A structural view on housing movements:

Strategic lessons from a field of contention approach

Ioana Florea, Agnes Gagyi and Kerstin Jacobsson

Published in Issue 6.1 // The Long Read

Keywords: Structural field of contention, housing commodification, housing privatization, duality of housing policy, social movements

Abstract:

In this article, we share strategic lessons from applying a ‘structural field of contention’ approach to a comparative study of housing struggles in Hungary and Romania since 1989. The aim is not to highlight details and specificities, but to show the benefits of looking beyond individual progressive movements in focus of most previous literature, instead capturing the ideological and structural complexity of housing contention, with different positions on the political spectrum, in an integrated way. With such analytical approach, we can grasp the broader field of relations where various answers to the same structural processes are generated and interact with each other in a dynamic way.
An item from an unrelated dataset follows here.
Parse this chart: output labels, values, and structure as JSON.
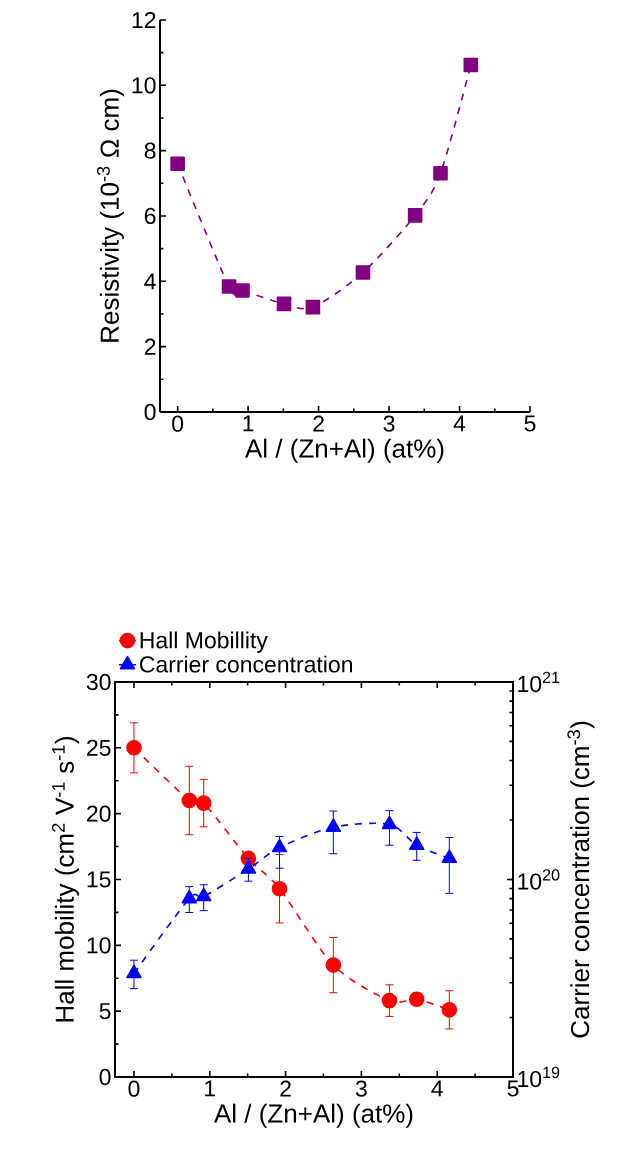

In this way, a strategically informative view on how structural processes become politicized can be gained for both housing struggles and engaged research.

doi.org/10.54825/KQQS9019

Ioana Florea is a sociologist working on urban transformations and manifestations of uneven development in Eastern European cities. Her recent contributions on housing struggles are published in Radical Housing Journal (2020), Global Urbanism. Knowledge, Power and the City (Routledge, 2021), Critical Housing Analysis (2022).

Agnes Gagyi is a sociologist working on Eastern European politics and social movements from the perspective of the region’s long-term world-economic and geopolitical integration. Her recent publications include The Political Economy of Middle Class Politics and the Global Crisis in Eastern Europe (Palgrave, 2021) and The Political Economy of Eastern Europe 30 years into the ‘Transition’. New Left Perspectives from the Region (Palgrave, 2021).

Kerstin Jacobsson is professor of sociology at University of Gothenburg, working in the field of political sociology and social movements. She has edited and co-authored several books on social movements and civil society in Central and Eastern Europe, including Civil Society Revisited: Lessons from Poland (Berghahn, 2017, co-edited with Elzbieta Korolczuk) and Contemporary Housing Struggles. A Structural Field of Contention Approach (Palgrave, 2022, co-authored with Ioana Florea and Agnes Gagyi).